What Is HIPAA and How Does the Legislation Work?


As September lures people back to the office and the highly contagious Delta variant of the coronavirus spreads rapidly across the country, workplaces face a number of challenges, including having to vaccinate employees or re-impose masking requirements.

Some, including Georgia Republican Rep. Marjorie Taylor Greene, oppose these calls because she falsely claimed this week that disclosure of vaccination status was “a violation of my HIPAA rights,” the federal ordinance protecting confidential health information.

The Health Insurance Portability and Accountability Act, known as HIPAA, regulates the confidentiality of a patient’s medical records, but it is legal to ask Ms. Greene about her medical history.
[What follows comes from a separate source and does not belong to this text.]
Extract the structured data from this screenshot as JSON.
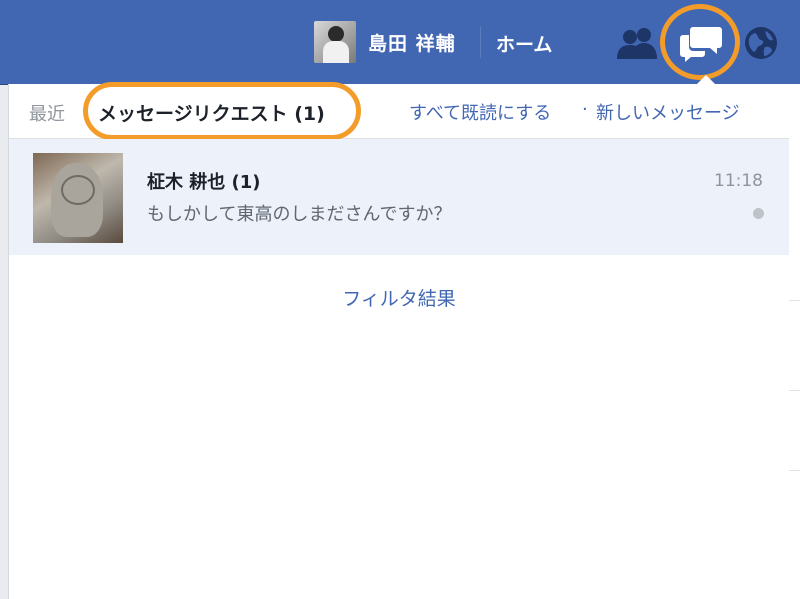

Still, their claim reflects a misperception that has spread through social media and fringe sites as online misinformation and misrepresentation about vaccines helps fuel resistance to vaccination.
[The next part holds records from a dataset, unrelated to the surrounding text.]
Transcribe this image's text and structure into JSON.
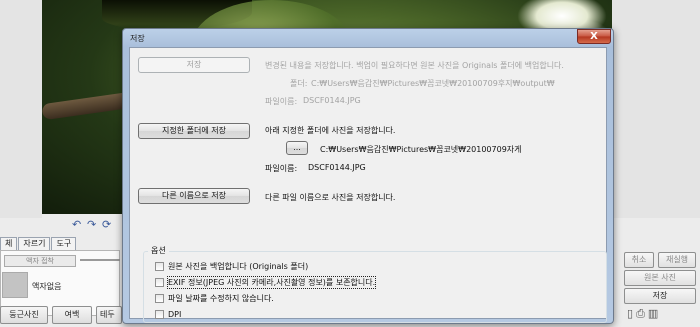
{
  "background": {
    "tabs": [
      "체",
      "자르기",
      "도구"
    ],
    "frame_select_placeholder": "액자 접착",
    "thumbnail_label": "액자없음",
    "bottom_buttons": [
      "둥근사진",
      "여백",
      "테두"
    ],
    "right_buttons": {
      "cancel": "취소",
      "reapply": "재실행",
      "original": "원본 사진",
      "save": "저장"
    },
    "toolbar_icons": [
      "undo-icon",
      "redo-icon",
      "rotate-icon"
    ]
  },
  "dialog": {
    "title": "저장",
    "close_label": "X",
    "save_button": "저장",
    "save_desc": "변경된 내용을 저장합니다. 백업이 필요하다면 원본 사진을 Originals 폴더에 백업합니다.",
    "folder_label": "폴더:",
    "folder_path": "C:₩Users₩음갑진₩Pictures₩꼽코넷₩20100709후지₩output₩",
    "filename_label_1": "파일이름:",
    "filename_1": "DSCF0144.JPG",
    "save_to_folder_button": "지정한 폴더에 저장",
    "save_to_folder_desc": "아래 지정한 폴더에 사진을 저장합니다.",
    "browse_button": "...",
    "target_path": "C:₩Users₩음갑진₩Pictures₩꼽코넷₩20100709자게",
    "filename_label_2": "파일이름:",
    "filename_2": "DSCF0144.JPG",
    "save_as_button": "다른 이름으로 저장",
    "save_as_desc": "다른 파일 이름으로 사진을 저장합니다.",
    "options_title": "옵션",
    "options": [
      {
        "label": "원본 사진을 백업합니다 (Originals 폴더)",
        "checked": false
      },
      {
        "label": "EXIF 정보(JPEG 사진의 카메라,사진촬영 정보)를 보존합니다.",
        "checked": false
      },
      {
        "label": "파일 날짜를 수정하지 않습니다.",
        "checked": false
      },
      {
        "label": "DPI",
        "checked": false
      }
    ]
  }
}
Here’s a look at what privacy statements HIPAA offers and why it’s so often misinterpreted.

In 1996, President Bill Clinton signed the HIPAA Act, a comprehensive health and privacy law that helped update and regulate the electronic processing of health insurance sales and the storage of personal medical information.

One aspect of the law, the Privacy Policy, makes it illegal for certain individuals and organizations, including healthcare providers, insurers, clearing houses, that store and manage health data, and their business partners, to share a patient’s medical records without the patient’s express consent. These parties process the patient’s health records on a daily basis.

No. The law only applies to businesses and healthcare professionals, although some people mistakenly suggest otherwise, as Ms. Greene suggested, that the measure provides protection against disclosure of personal health information similar to the fifth amendment.

HIPAA is extremely “tight,” said I. Glenn Cohen, an expert in bioethics and health law at the Harvard School of Law. “If someone says to you, ‘HIPAA prohibits this,’ ask them to point out the part of the law or regulation that prohibits it. You will often not be able to do this. “

In addition, the law does not prohibit anything from asking about a person’s health, whether it be vaccination status or showing that this information is correct.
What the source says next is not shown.